Inilah arti ‘Diamlah’, dalam segala keluasan dan kekayaannya.

Bapak, Ibu, Saudara-Saudari yang terkasih dalam Tuhan Kita Yesus Kristus,

Setiap masa, setiap zaman memiliki karakternya sendiri.

Era Kita dijuluki era globalisasi dan postmodern dengan berbagai perkembangan dan perubahannya yang serba cepat, yang turut mengubah paradigma berpikir Kita, dan mengubah pula cara Kita mendefenisikan diri, masyarakat dan dunia.

Kategori pemikiran mikro berubah menjadi makro.

Inilah dunia Kita dengan segala kemajuannya. Disatu sisi dipandang sebagai berkat bagi kemanusiaan dan peradaban.

Di sisi lain dikritik karena dinilai membahayakan kesakralan Agama.

Yang lain lagi, menilai dunia Kita sekarang dengan label ‘cair’, datar, mengambang tanpa akar (liquid modernity dari Zygmunt Baumann).

Yesus, justru menggunakan kata ‘dunia’ sebagai lahan Kita bermisi. “Kamu adalah Garam Dunia. Kamu adalah Terang Dunia”.

Lebih tegas lagi boleh dikatakan, “Kami adalah Garam untuk Dunia dan Terang untuk Dunia,”.

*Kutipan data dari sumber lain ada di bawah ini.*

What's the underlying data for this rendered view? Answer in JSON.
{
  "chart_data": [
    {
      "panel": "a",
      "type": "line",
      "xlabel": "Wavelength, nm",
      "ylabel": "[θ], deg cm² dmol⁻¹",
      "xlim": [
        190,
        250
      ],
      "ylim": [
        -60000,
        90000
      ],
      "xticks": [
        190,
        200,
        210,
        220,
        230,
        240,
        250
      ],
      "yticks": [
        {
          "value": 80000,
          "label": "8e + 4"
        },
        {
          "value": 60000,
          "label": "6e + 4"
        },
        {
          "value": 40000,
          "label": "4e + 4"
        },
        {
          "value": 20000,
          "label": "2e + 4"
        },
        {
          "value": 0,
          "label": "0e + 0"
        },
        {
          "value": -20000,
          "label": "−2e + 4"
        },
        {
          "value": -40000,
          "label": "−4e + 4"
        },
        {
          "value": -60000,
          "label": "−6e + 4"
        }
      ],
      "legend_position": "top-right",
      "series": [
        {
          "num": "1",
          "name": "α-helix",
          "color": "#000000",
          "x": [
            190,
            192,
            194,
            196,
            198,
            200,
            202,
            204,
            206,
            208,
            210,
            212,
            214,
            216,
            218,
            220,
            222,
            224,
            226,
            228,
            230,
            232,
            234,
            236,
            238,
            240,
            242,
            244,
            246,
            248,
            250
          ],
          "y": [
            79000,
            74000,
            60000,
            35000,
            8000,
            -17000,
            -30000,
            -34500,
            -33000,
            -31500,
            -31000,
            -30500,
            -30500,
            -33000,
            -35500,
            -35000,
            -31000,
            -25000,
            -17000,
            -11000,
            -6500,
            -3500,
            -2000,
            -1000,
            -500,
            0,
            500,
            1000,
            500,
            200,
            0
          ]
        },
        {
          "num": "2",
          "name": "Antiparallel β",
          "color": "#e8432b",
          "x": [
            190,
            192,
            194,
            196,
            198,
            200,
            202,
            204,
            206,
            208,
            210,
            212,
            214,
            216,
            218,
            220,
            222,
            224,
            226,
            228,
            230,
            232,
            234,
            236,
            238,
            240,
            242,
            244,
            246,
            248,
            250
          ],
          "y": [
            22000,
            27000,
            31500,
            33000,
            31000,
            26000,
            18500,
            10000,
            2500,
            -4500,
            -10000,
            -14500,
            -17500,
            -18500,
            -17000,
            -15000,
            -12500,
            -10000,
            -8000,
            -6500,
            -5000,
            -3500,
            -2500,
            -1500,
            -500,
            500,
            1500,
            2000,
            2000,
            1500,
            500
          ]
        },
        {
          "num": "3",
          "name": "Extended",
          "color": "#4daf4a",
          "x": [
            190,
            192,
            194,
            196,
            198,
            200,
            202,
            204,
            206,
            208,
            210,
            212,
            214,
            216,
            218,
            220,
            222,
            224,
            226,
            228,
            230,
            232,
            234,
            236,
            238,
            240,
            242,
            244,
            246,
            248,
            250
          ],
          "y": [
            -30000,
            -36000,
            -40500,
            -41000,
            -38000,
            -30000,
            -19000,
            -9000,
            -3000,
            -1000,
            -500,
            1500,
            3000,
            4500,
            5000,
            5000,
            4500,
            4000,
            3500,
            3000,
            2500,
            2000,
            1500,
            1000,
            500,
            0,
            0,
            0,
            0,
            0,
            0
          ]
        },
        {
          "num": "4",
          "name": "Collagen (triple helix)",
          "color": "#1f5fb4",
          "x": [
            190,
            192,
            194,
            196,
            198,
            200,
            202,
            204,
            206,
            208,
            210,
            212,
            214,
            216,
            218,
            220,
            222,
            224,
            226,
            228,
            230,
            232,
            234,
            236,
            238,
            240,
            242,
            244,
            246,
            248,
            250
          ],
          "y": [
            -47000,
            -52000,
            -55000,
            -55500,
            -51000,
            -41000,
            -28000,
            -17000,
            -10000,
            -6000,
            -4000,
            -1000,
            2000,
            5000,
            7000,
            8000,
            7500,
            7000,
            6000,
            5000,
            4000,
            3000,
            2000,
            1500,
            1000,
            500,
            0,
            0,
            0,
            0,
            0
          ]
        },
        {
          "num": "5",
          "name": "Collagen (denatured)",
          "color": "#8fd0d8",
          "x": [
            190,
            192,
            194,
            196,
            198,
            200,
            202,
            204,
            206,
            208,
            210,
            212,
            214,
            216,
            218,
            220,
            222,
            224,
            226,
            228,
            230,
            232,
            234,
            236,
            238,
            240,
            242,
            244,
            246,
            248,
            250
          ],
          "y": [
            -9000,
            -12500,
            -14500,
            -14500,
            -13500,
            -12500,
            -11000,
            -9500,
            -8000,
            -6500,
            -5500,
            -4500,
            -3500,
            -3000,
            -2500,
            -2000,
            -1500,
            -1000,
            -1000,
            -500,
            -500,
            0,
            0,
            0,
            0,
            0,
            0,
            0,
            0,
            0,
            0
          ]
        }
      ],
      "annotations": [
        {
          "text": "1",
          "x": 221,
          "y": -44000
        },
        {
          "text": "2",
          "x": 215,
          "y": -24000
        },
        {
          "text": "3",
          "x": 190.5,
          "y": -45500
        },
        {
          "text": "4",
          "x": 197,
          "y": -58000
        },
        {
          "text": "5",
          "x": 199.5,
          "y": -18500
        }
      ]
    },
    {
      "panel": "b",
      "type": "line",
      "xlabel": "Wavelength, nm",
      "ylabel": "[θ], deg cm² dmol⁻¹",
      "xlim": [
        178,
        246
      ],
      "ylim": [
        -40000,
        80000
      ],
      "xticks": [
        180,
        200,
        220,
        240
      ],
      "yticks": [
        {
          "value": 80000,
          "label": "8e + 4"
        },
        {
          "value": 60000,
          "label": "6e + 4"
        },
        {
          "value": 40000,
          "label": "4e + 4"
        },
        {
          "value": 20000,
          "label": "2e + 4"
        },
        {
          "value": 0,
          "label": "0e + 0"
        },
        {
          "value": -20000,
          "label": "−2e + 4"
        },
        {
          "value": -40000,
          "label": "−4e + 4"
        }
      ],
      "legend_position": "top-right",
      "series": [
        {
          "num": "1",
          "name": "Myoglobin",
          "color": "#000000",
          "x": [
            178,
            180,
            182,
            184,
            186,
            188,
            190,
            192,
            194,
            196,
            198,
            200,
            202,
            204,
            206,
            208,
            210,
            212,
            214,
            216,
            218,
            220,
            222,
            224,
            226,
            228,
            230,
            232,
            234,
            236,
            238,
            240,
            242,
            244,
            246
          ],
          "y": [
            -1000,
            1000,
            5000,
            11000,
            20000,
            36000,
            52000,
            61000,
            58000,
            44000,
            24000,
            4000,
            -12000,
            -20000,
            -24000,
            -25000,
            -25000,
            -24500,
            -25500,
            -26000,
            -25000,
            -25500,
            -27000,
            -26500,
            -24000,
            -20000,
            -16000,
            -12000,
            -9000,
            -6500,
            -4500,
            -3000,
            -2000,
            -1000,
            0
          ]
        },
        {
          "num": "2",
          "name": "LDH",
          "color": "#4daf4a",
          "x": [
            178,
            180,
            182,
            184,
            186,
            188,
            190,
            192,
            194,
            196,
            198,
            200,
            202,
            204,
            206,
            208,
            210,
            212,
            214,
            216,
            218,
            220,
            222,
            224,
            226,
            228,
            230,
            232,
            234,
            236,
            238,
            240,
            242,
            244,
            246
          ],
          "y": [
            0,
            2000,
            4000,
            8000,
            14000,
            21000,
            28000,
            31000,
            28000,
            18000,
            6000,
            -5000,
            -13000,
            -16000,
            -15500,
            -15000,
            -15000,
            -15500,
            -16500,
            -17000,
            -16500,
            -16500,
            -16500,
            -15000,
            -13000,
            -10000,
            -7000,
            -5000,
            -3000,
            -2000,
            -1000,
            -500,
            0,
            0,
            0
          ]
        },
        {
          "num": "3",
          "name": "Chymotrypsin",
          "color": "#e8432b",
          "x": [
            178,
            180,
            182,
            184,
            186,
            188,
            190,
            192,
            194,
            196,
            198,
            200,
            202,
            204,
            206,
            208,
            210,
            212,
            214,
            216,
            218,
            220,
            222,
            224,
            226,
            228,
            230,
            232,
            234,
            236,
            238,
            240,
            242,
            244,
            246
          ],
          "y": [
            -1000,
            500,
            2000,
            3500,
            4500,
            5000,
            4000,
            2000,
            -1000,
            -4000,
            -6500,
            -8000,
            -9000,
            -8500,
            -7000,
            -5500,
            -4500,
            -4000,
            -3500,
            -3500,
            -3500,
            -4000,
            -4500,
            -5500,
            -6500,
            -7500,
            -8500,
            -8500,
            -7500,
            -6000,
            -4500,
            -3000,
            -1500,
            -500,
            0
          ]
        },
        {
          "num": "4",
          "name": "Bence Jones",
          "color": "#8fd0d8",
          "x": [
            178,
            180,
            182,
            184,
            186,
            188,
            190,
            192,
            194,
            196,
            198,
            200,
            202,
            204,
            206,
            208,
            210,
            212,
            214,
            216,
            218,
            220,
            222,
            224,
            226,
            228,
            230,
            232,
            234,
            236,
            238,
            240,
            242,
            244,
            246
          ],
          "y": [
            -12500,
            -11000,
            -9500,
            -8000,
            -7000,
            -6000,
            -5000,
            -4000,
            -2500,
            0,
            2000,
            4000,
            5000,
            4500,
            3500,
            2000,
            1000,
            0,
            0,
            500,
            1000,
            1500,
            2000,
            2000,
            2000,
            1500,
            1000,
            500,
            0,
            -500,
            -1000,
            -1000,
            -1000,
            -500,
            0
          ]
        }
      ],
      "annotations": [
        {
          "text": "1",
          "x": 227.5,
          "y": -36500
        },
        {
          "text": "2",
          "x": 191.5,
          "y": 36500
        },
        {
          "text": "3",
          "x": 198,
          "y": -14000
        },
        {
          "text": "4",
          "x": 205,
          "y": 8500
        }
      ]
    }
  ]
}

Untuk konteks Kita Indonesia, Dunia yang dimaksud adalah Dunia yang berpulau-pulau, yang majemuk suku, agama, etnik, budaya dan bahasa.

Dunia Indonesia yang terus menerus diuji dengan berbagai krisis, baik politik, relasi sosial budaya, relasi lintas agama, berbagai malapetaka dan ancaman degdradasi moral.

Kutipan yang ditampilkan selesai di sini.